Blume Lempel's Stories: Surviving Yiddish Women Writers' Erasure
- Yiddish Shmoozers in Translation

- May 12
- 5 min read
Updated: May 15
Sunday May 17, 2026 3-5 pm Pacific

With Special Guests:
Translators
Ellen Cassedy and
Yermiyahu Ahron Taub
The newly translated Yiddish women writers like Blume Lempel were not born yesterday. Like Lempel, most emigrated as young women from Eastern Europe, settling in North America's urban centers after the turn of the 20th century.
Many of these Yiddish women writers are now being translated and published in English, in what appears to be a renaissance of interest. This is the case with Lempel's stories, which were published in Yiddish literary journals through the 1970s, and then published as collected works in 1981 and 1986. Ellen Cassedy and Yermiyahu Ahron Taub compiled and translated the short stories, publishing them as a book in 2016. They gave the book the title of Lempel's most audacious story, Oedipus in Brooklyn, a matter-of-fact and not unsympathetic account of mother-son incest.

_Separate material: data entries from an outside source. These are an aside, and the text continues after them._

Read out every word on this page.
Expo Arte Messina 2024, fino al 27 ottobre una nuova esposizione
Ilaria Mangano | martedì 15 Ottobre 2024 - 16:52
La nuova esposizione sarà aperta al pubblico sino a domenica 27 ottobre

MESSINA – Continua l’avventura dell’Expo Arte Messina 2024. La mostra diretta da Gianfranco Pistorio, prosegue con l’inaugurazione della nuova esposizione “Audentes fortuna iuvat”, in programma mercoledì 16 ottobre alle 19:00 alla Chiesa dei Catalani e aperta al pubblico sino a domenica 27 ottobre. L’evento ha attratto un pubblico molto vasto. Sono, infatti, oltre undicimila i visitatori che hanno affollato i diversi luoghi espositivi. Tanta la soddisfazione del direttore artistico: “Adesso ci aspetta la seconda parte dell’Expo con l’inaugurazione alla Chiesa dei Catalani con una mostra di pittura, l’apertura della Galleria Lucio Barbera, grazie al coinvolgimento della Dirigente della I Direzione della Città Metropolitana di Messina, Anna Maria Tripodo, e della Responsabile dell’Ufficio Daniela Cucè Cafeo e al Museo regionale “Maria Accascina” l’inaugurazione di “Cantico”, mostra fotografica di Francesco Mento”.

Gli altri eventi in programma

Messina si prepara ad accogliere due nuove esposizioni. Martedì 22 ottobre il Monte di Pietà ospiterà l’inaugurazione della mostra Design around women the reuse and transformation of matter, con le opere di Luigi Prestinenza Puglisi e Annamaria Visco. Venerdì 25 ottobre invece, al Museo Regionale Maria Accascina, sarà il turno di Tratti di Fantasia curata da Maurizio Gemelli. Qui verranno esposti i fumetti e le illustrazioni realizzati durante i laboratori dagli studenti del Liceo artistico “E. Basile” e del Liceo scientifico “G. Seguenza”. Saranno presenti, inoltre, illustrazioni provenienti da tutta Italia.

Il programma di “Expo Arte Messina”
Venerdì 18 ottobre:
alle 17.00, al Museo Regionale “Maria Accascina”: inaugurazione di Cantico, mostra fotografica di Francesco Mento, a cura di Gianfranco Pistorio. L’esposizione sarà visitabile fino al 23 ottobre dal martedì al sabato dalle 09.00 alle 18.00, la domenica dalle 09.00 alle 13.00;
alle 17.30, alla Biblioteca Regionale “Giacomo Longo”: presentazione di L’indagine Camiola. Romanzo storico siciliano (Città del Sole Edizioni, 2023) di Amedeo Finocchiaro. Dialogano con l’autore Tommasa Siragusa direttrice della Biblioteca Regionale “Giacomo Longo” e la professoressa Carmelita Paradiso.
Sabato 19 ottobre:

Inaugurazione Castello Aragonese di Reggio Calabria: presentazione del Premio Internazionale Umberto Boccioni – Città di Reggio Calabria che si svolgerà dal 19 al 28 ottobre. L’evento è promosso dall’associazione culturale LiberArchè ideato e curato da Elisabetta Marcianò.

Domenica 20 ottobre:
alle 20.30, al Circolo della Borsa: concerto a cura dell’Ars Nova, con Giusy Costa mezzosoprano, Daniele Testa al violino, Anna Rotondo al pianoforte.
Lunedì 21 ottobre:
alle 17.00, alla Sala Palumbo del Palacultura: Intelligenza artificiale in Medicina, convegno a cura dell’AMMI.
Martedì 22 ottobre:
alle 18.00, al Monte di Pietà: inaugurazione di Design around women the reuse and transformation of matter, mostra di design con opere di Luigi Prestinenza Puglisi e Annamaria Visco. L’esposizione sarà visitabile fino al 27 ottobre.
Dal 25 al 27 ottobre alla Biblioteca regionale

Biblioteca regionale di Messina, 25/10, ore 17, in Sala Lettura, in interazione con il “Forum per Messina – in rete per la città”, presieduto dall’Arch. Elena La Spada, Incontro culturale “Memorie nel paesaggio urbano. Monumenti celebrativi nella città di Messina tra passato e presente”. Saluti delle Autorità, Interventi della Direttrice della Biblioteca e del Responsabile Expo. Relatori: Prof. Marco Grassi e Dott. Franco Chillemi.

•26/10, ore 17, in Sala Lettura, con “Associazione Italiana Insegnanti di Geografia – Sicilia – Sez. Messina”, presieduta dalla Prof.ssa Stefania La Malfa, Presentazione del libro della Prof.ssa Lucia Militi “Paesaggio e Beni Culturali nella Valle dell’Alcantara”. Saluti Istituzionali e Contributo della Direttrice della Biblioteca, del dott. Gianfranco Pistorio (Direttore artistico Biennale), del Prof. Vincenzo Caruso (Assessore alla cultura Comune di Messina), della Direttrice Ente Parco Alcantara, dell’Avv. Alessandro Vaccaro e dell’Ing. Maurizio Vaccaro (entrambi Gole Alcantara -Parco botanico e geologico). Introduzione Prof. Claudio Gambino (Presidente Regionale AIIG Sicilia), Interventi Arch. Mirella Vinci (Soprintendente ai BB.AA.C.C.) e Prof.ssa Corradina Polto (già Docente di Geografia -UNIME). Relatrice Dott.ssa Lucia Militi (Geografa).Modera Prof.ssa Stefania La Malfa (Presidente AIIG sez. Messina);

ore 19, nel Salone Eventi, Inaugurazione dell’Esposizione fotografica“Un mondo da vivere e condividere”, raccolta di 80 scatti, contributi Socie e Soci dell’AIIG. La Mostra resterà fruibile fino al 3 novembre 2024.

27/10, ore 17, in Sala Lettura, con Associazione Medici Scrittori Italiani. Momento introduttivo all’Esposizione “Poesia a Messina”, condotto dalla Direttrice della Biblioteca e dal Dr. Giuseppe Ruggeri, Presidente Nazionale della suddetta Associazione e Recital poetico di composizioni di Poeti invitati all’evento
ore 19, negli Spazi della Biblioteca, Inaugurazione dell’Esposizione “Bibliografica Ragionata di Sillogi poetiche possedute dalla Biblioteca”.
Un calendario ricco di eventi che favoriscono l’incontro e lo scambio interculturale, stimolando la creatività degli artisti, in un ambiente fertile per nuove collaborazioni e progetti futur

A New York Times article on February 6, 2022 alleges that decades ago, works written in Yiddish by female Jewish writers, often immigrants, "were dismissed as insignificant or unmarketable." The article notes that "in the past several years," translators who love the literature are making it available to a wider readership. How long ago is "decades ago" and how recent is "in the past several years?" And who were the gatekeepers who either published or dismissed works by Yiddish women writers?
Take Lempel's wartime novel Tvishn Tsvey Veltn (Between Two Worlds), which was originally serialized in a Yiddish newspaper in 1947. In 1954, Philosophical Library issued a translation retitled as Storm Over Paris by "Blanche" Lempel. (No translator is credited.) What was Philosophical Library and how did it come to publish Lempel's work? Wikipedia describes Philosophical Library as a New York publisher founded in 1941 specializing in psychology, philosophy, religion, and history.
Philosophical Library, which remains in business, was conceived and founded by philosopher Dagobert D. Runes, a member of the Viennese logical positivist circle, and a Jew. He was born in 1902 in Bukovina (then Austria-Hungary, now Ukraine), the neighboring oblast to that in which Lempel's home town in the region of Galicia was located. Lempel was born in 1907. Runes founded Philosophical Library, to quote Wikipedia, "with the intention of publishing the works of European intellectuals fleeing racial and religious persecution in the 1930s."
The Philosophical Library published luminaries such as Einstein, Sartre, de Beauvoir, Schoenberg, Planck, Yogananda, Gibran, and Schweitzer. Strangely, or not strangely, Blume (Blanche) Lempel's portrait and name are missing from the roster of authors displayed on the Philosophical Library website. I'll add, without surprise, that all the authors published by Philosophical Library are male, with the exception of Simone De Beauvoir, whose portrait and name remain.
My point is that publication and translation of works by women in Yiddish has a trajectory reaching deep into the last century. It is a sinuous line. A dotted line. It is the old story of patriarchal gatekeepers, of a few powerful literary allies who went against the grain, the decline of the Yiddish press that serialized stories for eager readers, the loss of those readers (of which Bashevis Singer spoke indelibly in his Nobel Prize acceptance speech). But the reading and translation of women's work is not exactly a new project in Yiddishland.
Yiddish writers and scholars who are women have been, so far, the predominant caretakers (caregivers!) of Jewish women's writing and women's writing in Yiddish. I am posting the groundbreaking 1980 article, Culture and Radical Politics: Yiddish Women Writers, 1890-1940 by Norma Fain Pratt. Irena Klepfisz's landmark 1994 article on Yiddish women writers, Di Mames, Der Loshn is also posted here. The first part of the article preciently talks about secular Bundism as an alternative to Zionism in Israel/Palestine. In the second and third parts, from p. 17 on, Klepfisz presents the evidence of Yiddish women writers' marginalization from the Jewish canon and four exemplars.